Experiments in Agentic AI for Science
For scientists and researchers, this work provides practical agentic AI systems that automate data curation and report generation, though the approach is incremental.
The paper introduces two agentic AI frameworks for scientific workflows: DeepTS/DeepCollector for automated time-series dataset curation and DeepScribe for converting physics lectures into structured reports, demonstrating practical systems engineering to overcome LLM limitations.

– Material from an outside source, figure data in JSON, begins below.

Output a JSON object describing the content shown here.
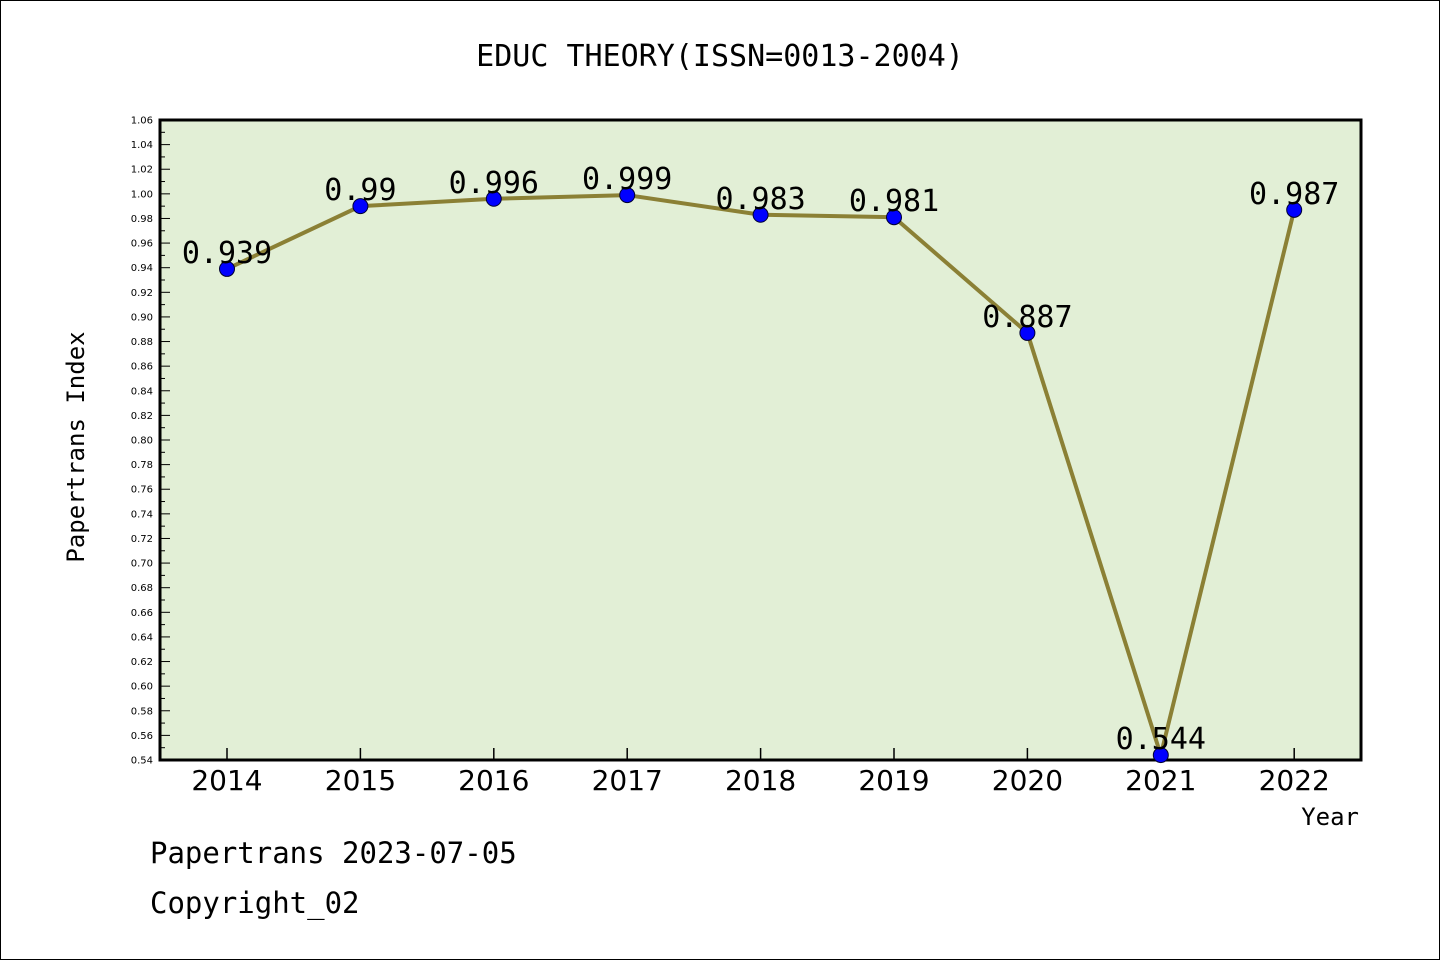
{
  "chart_data": {
    "type": "line",
    "title": "EDUC THEORY(ISSN=0013-2004)",
    "xlabel": "Year",
    "ylabel": "Papertrans Index",
    "categories": [
      "2014",
      "2015",
      "2016",
      "2017",
      "2018",
      "2019",
      "2020",
      "2021",
      "2022"
    ],
    "values": [
      0.939,
      0.99,
      0.996,
      0.999,
      0.983,
      0.981,
      0.887,
      0.544,
      0.987
    ],
    "data_labels": [
      "0.939",
      "0.99",
      "0.996",
      "0.999",
      "0.983",
      "0.981",
      "0.887",
      "0.544",
      "0.987"
    ],
    "ylim": [
      0.54,
      1.06
    ],
    "ytick_step": 0.02,
    "yticks": [
      "0.54",
      "0.56",
      "0.58",
      "0.60",
      "0.62",
      "0.64",
      "0.66",
      "0.68",
      "0.70",
      "0.72",
      "0.74",
      "0.76",
      "0.78",
      "0.80",
      "0.82",
      "0.84",
      "0.86",
      "0.88",
      "0.90",
      "0.92",
      "0.94",
      "0.96",
      "0.98",
      "1.00",
      "1.02",
      "1.04",
      "1.06"
    ],
    "grid": false,
    "colors": {
      "plot_background": "#e2efd6",
      "line": "#8b8035",
      "marker": "#0000ff"
    }
  },
  "footer": {
    "line1": "Papertrans 2023-07-05",
    "line2": "Copyright_02"
  }
}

This paper details two novel frameworks for developing autonomous, agentic AI in scientific workflows. Both systems leverage a hybrid Local Body, Remote Brain architecture via Google Colab, utilizing Python-based local orchestrators to invoke large language model (LLM) cloud backends. The first agent, DeepTS/DeepCollector, automates the large-scale curation, extraction, and deduplication of time-series datasets. The second, DeepScribe, is an autonomous presentation analyzer that converts visually dense, mathematically complex physics lectures into structured scientific reports. Through practical systems engineering-such as granular attribute extraction (Cellular RAG), remote data inspection, and distributed concurrency controls-we demonstrate how agentic AI can overcome the context and reasoning limitations of current state-of-the-art systems to rigorously support scientific workflows. Finally, we outline a generalization of DeepTS to support deep knowledge graphs and discuss the application of this conceptual approach to high-energy physics (DeepQCD).